Partial to the more contradictory qualities of photography, Katja Mater pays close attention to the medium's characteristics and limitations often to show us just how interwoven these two things are. It's the process of creating a hand-made marker drawing that is recorded photographically in Mater's Density Drawing series. The photograph in this context becomes a remarkably unreliable object: is it an image, a drawing, a sculpture, a performance, an installation, or a hybrid? Is it documentation or a primary object?

A photograph of the acrylic painting from
the series Density Drawings, 2009 © Katja Mater

Mater's process is one of constructing what we see in the photograph by recording several moments in the making of a drawing, layering them onto one negative through multiple exposures. While the resulting photograph is in one sense an unmanipulated summary of what happened, it does not 'accurately' visually resemble the drawing itself. The clichéd notion of objectivity in photographic representation and subjectivity in hand-made media are collapsed. The gesture affirms a more recent cultural narrative about the mutability of representation embodied by digital means, but what is most intriguing is Mater's choice of employing only analogue tools to make this point. In this lies a compelling proposal: the possibility to challenge photography's objectivity was latent in its analog state all along, though it's not until quite recently that we have been ready to employ it in to these ends.

What De Vries, Scheeren, Dullaart, Schoenaerts, and Mater all have in common in their work is the idea that real and representation as two distinct poles, as they were once dichotomously perceived, no longer hold in our contemporary context. These artists everywhere protest, collapse, reverse, and simultaneously employ the two. This does not come from a theoretical position, but rather one of experience. It's not only inside their work, but it's also completely familiar from our everyday life. Photography as a historical concept is entirely bound up in and dependent upon this very dichotomy. Throughout its history and discourse this has been narrated to us in numerous ways, as the opposition between analogue and digital, objectivity and subjectivity to name just a few. To begin to speak about the condition that De Vries, Scheeren, Dullaart, Schoenaerts, and Mater address in their work, we need to think in other terms.

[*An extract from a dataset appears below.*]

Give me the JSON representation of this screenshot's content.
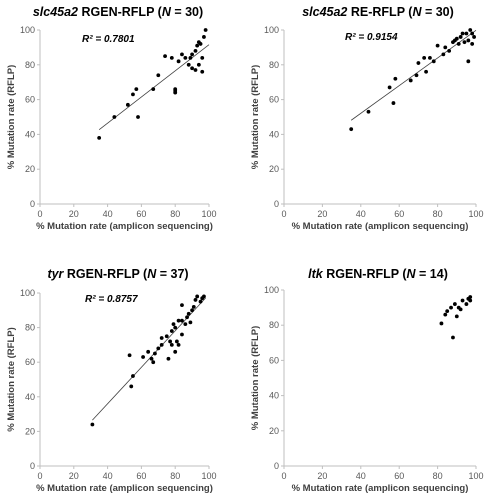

To this end, one final observation about the Prince story. What I take to be its most dazzling aspect is the kind of space that it materializes. It's a marking of territories between what Prince had come to be known for and what he now might be. Put another way: an album by Prince relies on all the previous albums by Prince for why it is so fantastic to listen to. But it also disturbs any natural, linear progression from Prince to Prince . It forces a system to question itself and to demonstrate that even while we might not be able to fully dismantle it, perhaps it's not a system that suits us so well anymore. For me, Anne de Vries, Jaap Scheeren, Constant Dullaart, Corriette Schoenaerts, and Katja Mater perform just such an intervention. As far as I can tell, they are all already at work writing the medium formerly known as photography's future history.